One of the best ways to strengthen your hand is through BATNA. The acronym means best alternative to a negotiated agreement – in other words, your most advantageous options if you don’t reach an agreement.
BATNA levels the playing field. It empowers you to walk away. It also provides a comparison for evaluating a possible deal.
Here’s a simple example: Bob is selling his business and is negotiating an agreement to sell to Jim, a friendly competitor for $1M. However, Jim wants Bob to accept a three year payment schedule. In order to be well prepared, Bob’s team conducted a process to find additional interested buyers. They found one that will offer $975K for an all cash transaction, and they found another that will offer $1.3M with a four year payment schedule. These other options give Bob a BATNA and allow him to walk away from the conversation with Jim. If Jim won’t improve his offer, Bob has two strong alternatives to explore.
“Your best alternative to a negotiated agreement, or BATNA, is often your best source of bargaining power”, according to an April 19, 2019 blog by Harvard’s Program on Negotiation. “By cultivating a strong outside alternative, you gain the power you need to walk away from an unappealing deal.”
Developing your BATNA is vital to preparing for negotiations.
The Harvard Negotiation Project developed the concept to bring principled negotiations to conflict resolution. BATNA was first introduced in the 1981 book, “Getting to Yes: Negotiation Agreement Without Giving In.” Written by Roger Fisher and William Ury, the book is often assigned to college students.
Developing your BATNA goes well beyond simply brainstorming viable alternatives. It requires deep research and due diligence on potential prospects.
It means investing time and resources to identify real, actionable and attractive alternatives to your negotiating counterpart. Anything less has no chance of meeting your goals, and could be revealed as a bluff, ruining your negotiating position.
Your BATNA is an essential element of preparation, not just a last resort, according to a 2016 paper by Jim Sebenius, a Harvard Business School professor and former director of the Harvard Negotiation Project.

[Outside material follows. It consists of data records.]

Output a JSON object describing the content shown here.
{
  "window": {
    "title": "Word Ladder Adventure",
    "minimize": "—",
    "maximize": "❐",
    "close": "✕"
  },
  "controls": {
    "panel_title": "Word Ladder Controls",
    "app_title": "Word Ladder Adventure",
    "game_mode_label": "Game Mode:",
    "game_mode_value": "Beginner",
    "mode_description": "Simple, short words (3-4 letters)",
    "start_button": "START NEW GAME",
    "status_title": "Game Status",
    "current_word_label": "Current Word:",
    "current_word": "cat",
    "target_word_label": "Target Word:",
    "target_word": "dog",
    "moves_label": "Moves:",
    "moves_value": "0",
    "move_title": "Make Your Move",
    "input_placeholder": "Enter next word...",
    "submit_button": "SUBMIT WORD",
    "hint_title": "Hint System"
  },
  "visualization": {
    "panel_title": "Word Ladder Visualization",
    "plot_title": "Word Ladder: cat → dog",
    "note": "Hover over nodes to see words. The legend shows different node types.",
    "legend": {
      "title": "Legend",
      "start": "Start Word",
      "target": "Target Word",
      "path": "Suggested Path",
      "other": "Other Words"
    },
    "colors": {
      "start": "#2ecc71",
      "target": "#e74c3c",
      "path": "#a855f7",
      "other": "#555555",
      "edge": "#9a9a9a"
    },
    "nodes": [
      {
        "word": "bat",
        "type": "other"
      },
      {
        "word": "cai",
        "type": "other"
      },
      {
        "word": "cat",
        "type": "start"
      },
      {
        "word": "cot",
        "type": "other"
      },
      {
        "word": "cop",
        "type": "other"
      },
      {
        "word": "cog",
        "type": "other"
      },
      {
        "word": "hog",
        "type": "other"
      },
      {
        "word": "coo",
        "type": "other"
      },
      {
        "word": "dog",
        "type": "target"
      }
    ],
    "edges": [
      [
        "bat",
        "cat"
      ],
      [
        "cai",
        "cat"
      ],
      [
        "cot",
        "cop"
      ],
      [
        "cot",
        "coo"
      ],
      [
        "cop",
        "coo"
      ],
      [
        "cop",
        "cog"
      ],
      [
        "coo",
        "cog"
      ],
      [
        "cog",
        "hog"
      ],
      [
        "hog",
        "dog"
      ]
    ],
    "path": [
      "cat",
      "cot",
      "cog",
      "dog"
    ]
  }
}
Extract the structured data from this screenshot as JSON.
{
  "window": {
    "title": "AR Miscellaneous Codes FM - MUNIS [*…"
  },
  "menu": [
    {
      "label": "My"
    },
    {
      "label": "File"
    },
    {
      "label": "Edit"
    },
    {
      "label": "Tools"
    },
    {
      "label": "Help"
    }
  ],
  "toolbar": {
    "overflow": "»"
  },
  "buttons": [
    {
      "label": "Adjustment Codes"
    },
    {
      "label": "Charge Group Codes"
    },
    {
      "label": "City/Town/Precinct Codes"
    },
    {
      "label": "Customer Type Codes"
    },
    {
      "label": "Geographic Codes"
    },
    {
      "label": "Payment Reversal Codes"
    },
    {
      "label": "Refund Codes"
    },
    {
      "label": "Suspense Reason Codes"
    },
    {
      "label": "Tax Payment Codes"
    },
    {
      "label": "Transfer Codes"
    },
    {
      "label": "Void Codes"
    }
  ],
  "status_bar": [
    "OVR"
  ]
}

“One’s BATNA must be properly understood as the best alternative with respect to the negotiation at hand and not with respect to any negotiated agreement elsewhere.” the paper states.
Here are some key issues to consider in developing your BATNA:
- First, be clear about what you want to achieve in the negotiations and the outcome that will best serve your interests.
- Make sure all the stakeholders in your organization agree with the strategy and will support your decision in you walk away from the deal.
- Enhance your BATNA by soliciting other parties at the start of negotiations with one counterpart.
- Because BATNAs can fall through, cultivate at least two or three of them.
- Consider your counterpart’s BATNA. Do research to build scenarios they might adopt.
- Be careful not to overestimate your BATNA. Sometimes, it can build a sense of entitlement, skew negotiations and burn long-standing relationships.